The growing release of greenhouse gases into the atmosphere could pose a serious threat to the future of space operations, especially in low Earth orbit (LEO). A recent study published in Nature explores the potential consequences of increased emissions on the capacity of LEO to support satellite operations. The study highlights the risks posed by space junk, climate change, and orbital debris accumulation, which, together, could disrupt one of humanity’s most valuable technological frontiers.

The research reveals that emissions have a direct effect on the thermosphere, a layer of Earth’s atmosphere located between altitudes of 85 to 600 kilometers. This region plays a critical role in satellite drag, which can either slow satellites down and cause them to re-enter Earth’s atmosphere or keep them in orbit. As emissions increase, the thermosphere shrinks, leading to reduced drag on satellites and increasing the longevity of space debris. This, in turn, exacerbates the issue of overcrowding in low Earth orbit, making it harder for new satellites to operate safely.

How Greenhouse Emissions Affect Satellite Operations

The new study shows that the effects of greenhouse gas emissions could drastically reduce the space available for satellite operations in low Earth orbit by the end of the century. The researchers modeled the situation under different emissions scenarios, and the results were alarming: By 2100, under moderate to high emissions scenarios, the capacity for satellites in altitudes ranging from 400 to 1,000 kilometers could be reduced by up to 82%. This scenario could limit the number of satellites that can operate in LEO, especially during solar minimum periods.

Greenhouse gases, primarily carbon dioxide, influence the thermosphere’s density, which plays a key role in atmospheric drag. As the thermosphere becomes less dense due to the effects of greenhouse emissions, drag on satellites decreases, allowing them to remain in orbit much longer than they otherwise would.

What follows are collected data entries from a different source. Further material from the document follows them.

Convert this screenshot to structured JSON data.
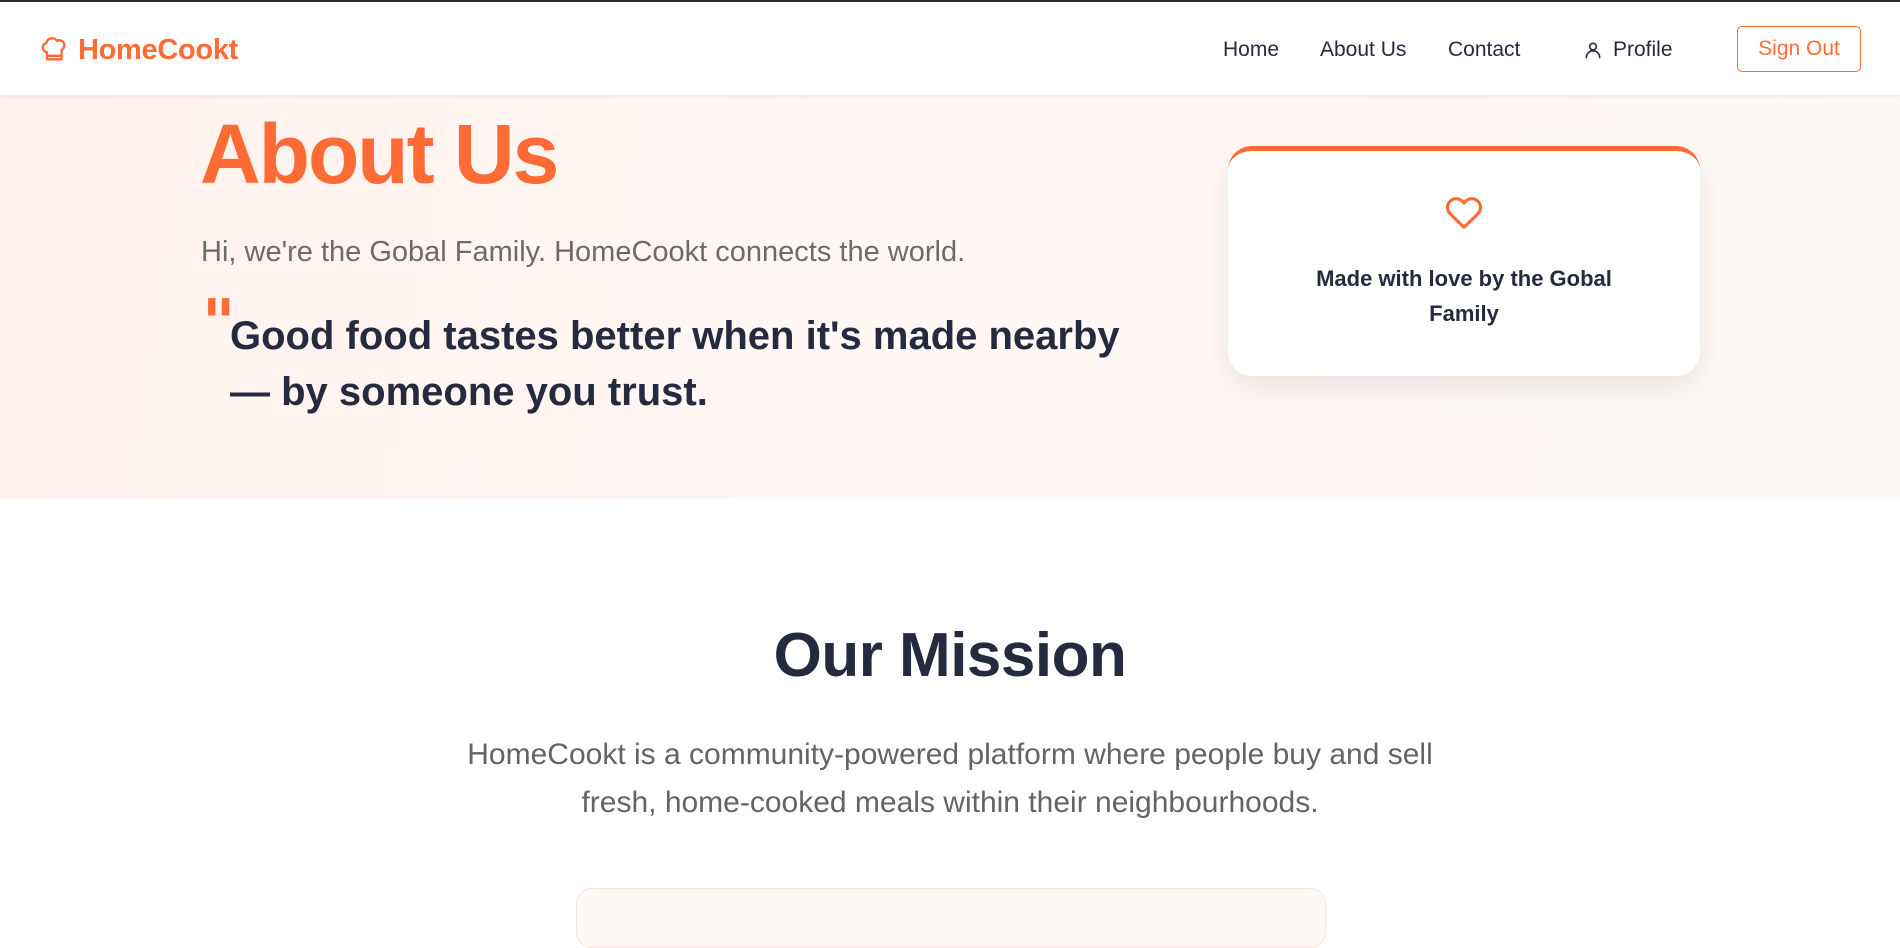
{
  "brand": {
    "name": "HomeCookt",
    "icon": "chef-hat-icon",
    "accent_color": "#ff6b35"
  },
  "nav": {
    "home": "Home",
    "about": "About Us",
    "contact": "Contact",
    "profile": "Profile",
    "profile_icon": "user-icon",
    "sign_out": "Sign Out"
  },
  "hero": {
    "title": "About Us",
    "intro": "Hi, we're the Gobal Family. HomeCookt connects the world.",
    "quote_mark": "\"",
    "quote": "Good food tastes better when it's made nearby — by someone you trust.",
    "card": {
      "icon": "heart-icon",
      "text": "Made with love by the Gobal Family"
    }
  },
  "mission": {
    "title": "Our Mission",
    "body": "HomeCookt is a community-powered platform where people buy and sell fresh, home-cooked meals within their neighbourhoods."
  },
  "colors": {
    "text_dark": "#262a3e",
    "text_muted": "#6b6b6b",
    "hero_background": "#fff4ef"
  }
}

While this may seem beneficial for operational satellites, it poses significant problems for defunct ones.

Satellites are designed to gradually lose altitude due to drag, eventually re-entering Earth’s atmosphere, where they burn up. However, as drag decreases, this natural process takes longer, leaving defunct satellites lingering in orbit and contributing to the growing debris problem. This makes the environment in low Earth orbit more hazardous, complicating the operation of new satellites and increasing the risk of collisions. As the study’s lead author, William Parker from MIT, emphasizes:

“Climate change and orbital debris accumulation are two pressing issues of inextricable global concern requiring unified action.”

The Unpredictable Future of Low Earth Orbit

The study highlights the fragility of low Earth orbit and the risks posed by increased emissions. As more satellites are launched into orbit, the problem of overcrowding becomes more serious. Currently, about 11,901 satellites are operational in orbit, with an additional 20,000 pieces of space debris. While we are far from reaching the critical point where Kessler syndrome occurs, scientists warn that continued emissions could push us dangerously close to that threshold.

The expansion of satellite constellations, such as those deployed by companies like SpaceX, adds to the challenge of managing space debris and maintaining a safe environment in low Earth orbit. Even as technological advances improve our ability to track and monitor debris, the sheer volume of objects in orbit makes collision events increasingly likely. These collisions could result in more debris, creating an uncontrollable cycle of space junk accumulation that would threaten future space operations.

As Parker and his colleagues argue in the study:

“Understanding and respecting the influence that the natural environment has on our collective ability to operate in low Earth orbit is critical to preventing the exploitation of this regime and protecting it for future generations.”